1. The Comedy of Errors/ Richard III | Rating: * * * * *
Stop at nothing to see these two invention-crammed stagings from Ed Hall’s all-male Propeller company. The ensemble is at its best, with Richard Clothier hypnotically horrible as the Duke of Gloucester in a Richard III enlivened by choral plainsong, while the rowdily irreverent take on The Comedy of Errors crams more gags into the play than Shakespeare would have thought possible.

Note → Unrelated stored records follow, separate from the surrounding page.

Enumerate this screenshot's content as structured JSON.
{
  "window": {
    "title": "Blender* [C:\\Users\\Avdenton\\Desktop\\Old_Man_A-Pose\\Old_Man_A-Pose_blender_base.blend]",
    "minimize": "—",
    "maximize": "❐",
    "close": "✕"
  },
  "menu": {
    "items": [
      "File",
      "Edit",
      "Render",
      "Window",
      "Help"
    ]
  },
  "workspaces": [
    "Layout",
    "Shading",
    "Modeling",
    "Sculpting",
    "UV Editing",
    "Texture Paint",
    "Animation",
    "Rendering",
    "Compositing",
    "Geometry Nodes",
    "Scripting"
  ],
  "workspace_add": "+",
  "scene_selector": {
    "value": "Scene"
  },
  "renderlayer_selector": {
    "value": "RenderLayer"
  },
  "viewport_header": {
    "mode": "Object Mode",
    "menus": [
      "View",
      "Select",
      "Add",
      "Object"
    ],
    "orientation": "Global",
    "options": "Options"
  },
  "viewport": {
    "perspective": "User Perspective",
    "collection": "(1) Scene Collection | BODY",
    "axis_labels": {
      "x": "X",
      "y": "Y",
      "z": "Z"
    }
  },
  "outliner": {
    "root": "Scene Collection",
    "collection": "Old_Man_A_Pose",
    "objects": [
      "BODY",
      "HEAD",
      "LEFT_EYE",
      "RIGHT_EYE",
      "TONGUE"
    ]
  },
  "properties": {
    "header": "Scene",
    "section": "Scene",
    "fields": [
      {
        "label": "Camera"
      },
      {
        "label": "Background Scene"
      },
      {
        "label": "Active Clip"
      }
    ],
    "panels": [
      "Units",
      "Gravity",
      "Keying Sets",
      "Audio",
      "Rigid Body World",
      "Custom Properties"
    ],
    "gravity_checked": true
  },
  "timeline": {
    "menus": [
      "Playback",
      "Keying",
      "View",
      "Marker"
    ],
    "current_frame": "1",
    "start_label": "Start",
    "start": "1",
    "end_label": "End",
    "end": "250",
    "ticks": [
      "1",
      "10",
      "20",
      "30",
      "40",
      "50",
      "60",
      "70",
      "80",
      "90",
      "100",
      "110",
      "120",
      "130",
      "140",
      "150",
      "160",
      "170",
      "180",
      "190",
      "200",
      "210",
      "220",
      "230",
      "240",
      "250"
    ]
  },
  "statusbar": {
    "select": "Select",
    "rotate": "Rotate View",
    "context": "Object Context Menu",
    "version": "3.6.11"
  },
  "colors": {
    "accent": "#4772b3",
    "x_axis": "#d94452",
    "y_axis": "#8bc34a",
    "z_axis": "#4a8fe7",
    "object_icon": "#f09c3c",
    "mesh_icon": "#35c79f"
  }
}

On tour until May 7 see www.propeller.org.uk
2. Mogadishu | Rating: * * * * *
New play by Vivienne Franzmann – winner of this year’s Bruntwood Prize – set in an inner-city London school and centring on an incident in which a white teacher gets pushed to the ground by a black pupil, then covers up for him. Matthew Dunster directs.
Lyric Hammersmith until April 2 (0871 22 117 29)
3. Clybourne Park | Rating: * * * * *
Bruce Norris’s satirical comedy was a smash hit at the Royal Court last year, and has already won Evening Standard and Critics’ Circle Awards for best new play. It explores the fault lines between race and property in the United States, with the first act set in 1959, as a white couple prepares to sell to the first black family in a Chicago suburb, and the second in 2009, as a white family tries to buy into what has now become a black neighbourhood. Often outrageously funny, the play is also a provocative study of submerged racial tensions in middle-class America.
Wyndham’s Theatre, London WC1 (0844 482 5120), until May 7
4. King Lear | Rating: * * * * *
Sir Derek Jacobi goes on the road to spread the enlightening example of his triumphant Lear in Michael Grandage’s production.
Touring. See dates here
5. Frankenstein | Rating: * * * *
The National Theatre has a smash hit on its hands with Danny Boyle’s visually thrilling, deeply felt production of Mary Shelley’s resonant Gothic tale in which Benedict Cumberbatch and Jonny Lee Miller alternate as the scientist and his creature. Only day seats are available at present but a new tranche of tickets is released on Thursday. The show will also be screened at cinemas nationwide on March 17 (with Cumberbatch as the Creature and Miller as Frankenstein) and again on March 24 with the roles reversed.
National Theatre, London SE1 (020 7452 3000), until May 2
6. Million Dollar Quartet | Rating: * * * *
This highly enjoyable jukebox musical is set on the day in December 1956 when Elvis Presley, Jerry Lee Lewis, Carl Perkins and Johnny Cash jammed together at Sam Phillips’s Sun Records studio in Memphis. The cast is first rate and the rock-and-roll classics are performed with great panache.
Noël Coward Theatre, London WC2 (0844 482 5136), until Oct 1
7. The Children’s Hour | Rating: * * * *
Keira Knightley wins her stage spurs as a New England teacher in the Thirties who is accused by a malevolent pupil of having a lesbian affair with a colleague (the excellent Elisabeth Moss from Mad Men). Lillian Hellman’s play has moments of creaky melodrama, but it is atmospherically directed by Ian Rickson and thanks to the excellent performances packs a powerful dramatic punch.
Comedy Theatre, London SW1 (0844 871 7615), until May 7
8. Corrie! | Rating: * * * *
Jonathan Harvey – a scriptwriter on Coronation Street as well as a terrific playwright – takes the affectionate mickey out of Corrie’s melodramatic absurdities and rejoices in the programme’s very English brand of camp humour. Fiona Buffini’s production – with a cast of five playing more than 50 characters between them – may be a bit rough around the edges, but this show is absolutely bursting with heart and humour.
Sheffield Lyceum (0114 249 6000), Mon-next Sat
9. The Wizard of Oz | Rating: * * *
Andrew Lloyd Webber’s journey down the Yellow Brick Road looks a box office success: Jeremy Sams’s production is slick and pacy, and Robert Jones’s imaginative designs are often inspired. However, somewhere along the way, this chilly musical seems to have lost its heart. The highlights are a splendid Toto and Hannah Waddingham as a superbly malevolent Wicked Witch of the West.
London Palladium, London W1 (0944 412 2957), booking until Sept 17
10. Journey’s End |
David Grindley’s revival of R C Sherriff’s First World War classic about life in the trenches just seems to get better with age. James Norton stars as the tortured Captain Stanhope, Graham Butler as his painfully keen school pal Raleigh. A moving evening; at times, unbearably so.